The campaign will be delivered on board a colourful, branded mobile information unit, designed and supplied by EMS. The vehicle has space for up to 15 people to sit down, with full disabled access.

On board, local people will be able to learn about the harmful effects of smoking on their health through an interactive lung age test – a proven technique to help people quit smoking. There is also new ‘face ageing’ technology to show the damaging effects of smoking on the skin. The unit will host ‘drop-in’ clinics with advice from experts and leaflets for would-be quitters.

Stop Smoking Campaign

Tina Jones Smoking Cessation Manager for Derbyshire County PCT said: “This is the first time that we have taken our service on the road in a mobile unit.

“By going out to where people are, rather than waiting for them to come to us, we hope to reach new sections of the community and to support more people in giving up smoking. Our aim is to reduce smoking among local people in the long term. By encouraging them to take those first steps towards quitting, we hope they will stay smoke-free for life.”

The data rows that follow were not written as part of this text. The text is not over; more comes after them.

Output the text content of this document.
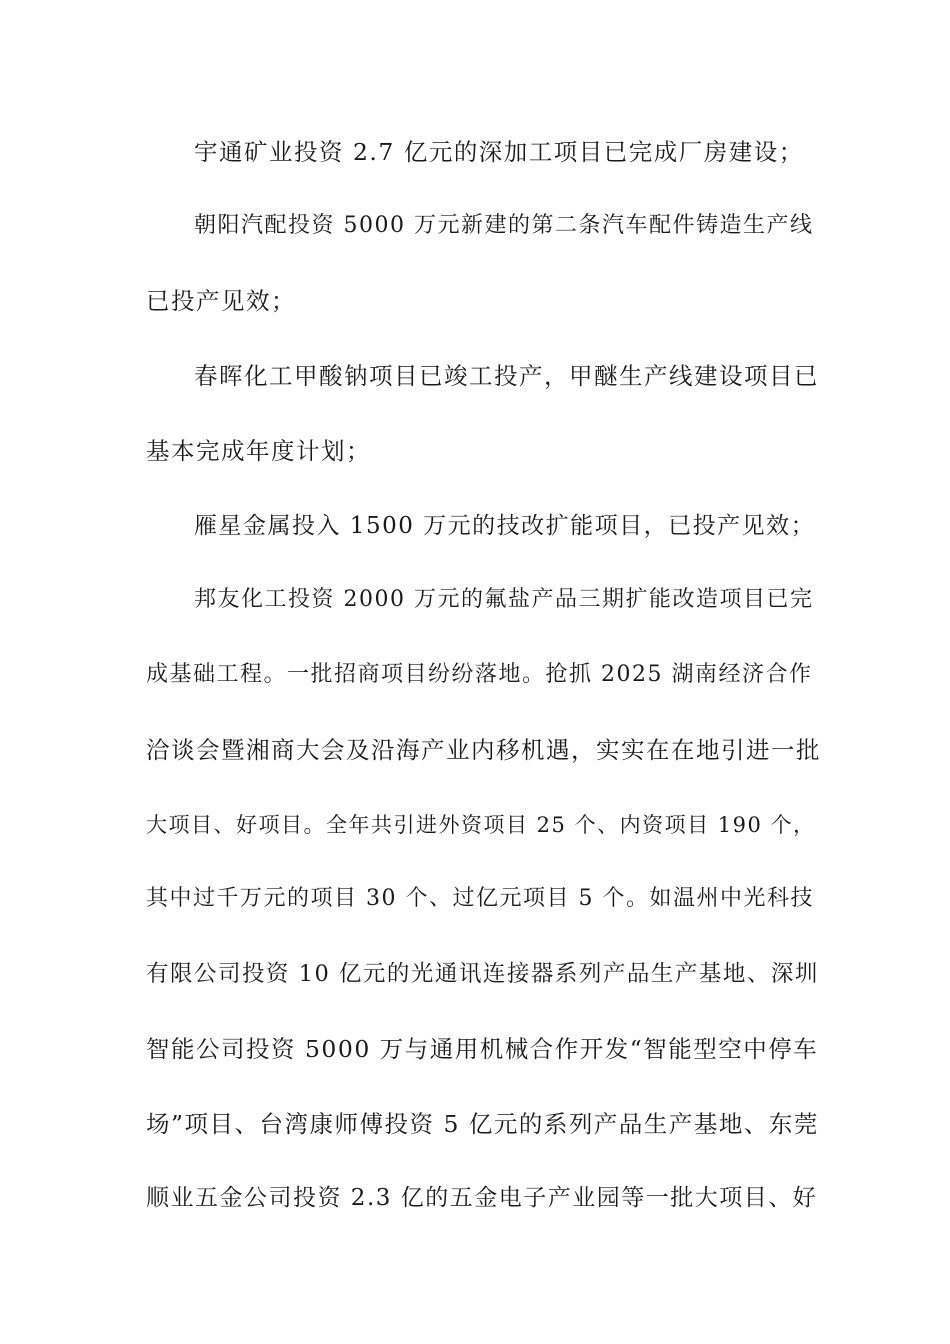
宇通矿业投资 2.7 亿元的深加工项目已完成厂房建设；
朝阳汽配投资 5000 万元新建的第二条汽车配件铸造生产线
已投产见效；
春晖化工甲酸钠项目已竣工投产，甲醚生产线建设项目已
基本完成年度计划；
雁星金属投入 1500 万元的技改扩能项目，已投产见效；
邦友化工投资 2000 万元的氟盐产品三期扩能改造项目已完
成基础工程。一批招商项目纷纷落地。抢抓 2025 湖南经济合作
洽谈会暨湘商大会及沿海产业内移机遇，实实在在地引进一批
大项目、好项目。全年共引进外资项目 25 个、内资项目 190 个，
其中过千万元的项目 30 个、过亿元项目 5 个。如温州中光科技
有限公司投资 10 亿元的光通讯连接器系列产品生产基地、深圳
智能公司投资 5000 万与通用机械合作开发“智能型空中停车
场”项目、台湾康师傅投资 5 亿元的系列产品生产基地、东莞
顺业五金公司投资 2.3 亿的五金电子产业园等一批大项目、好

EMS has a long track record in stop smoking initiatives. In 2009, a campaign for Newham PCT in London engaged with 6,339 people over twelve weeks. Of those, 5,136 took a ‘lung age’ (spirometer) test on board the road show vehicle and 840 set a ‘quit date’ with the PCT team.

Keith Austin, Managing Director of EMS, said: “We are delighted to work with Derbyshire County on this ambitious project, and are confident that it will prove as successful as previous campaigns. EMS has proved that going mobile is a highly effective way of raising awareness of a local healthcare service and increasing uptake.”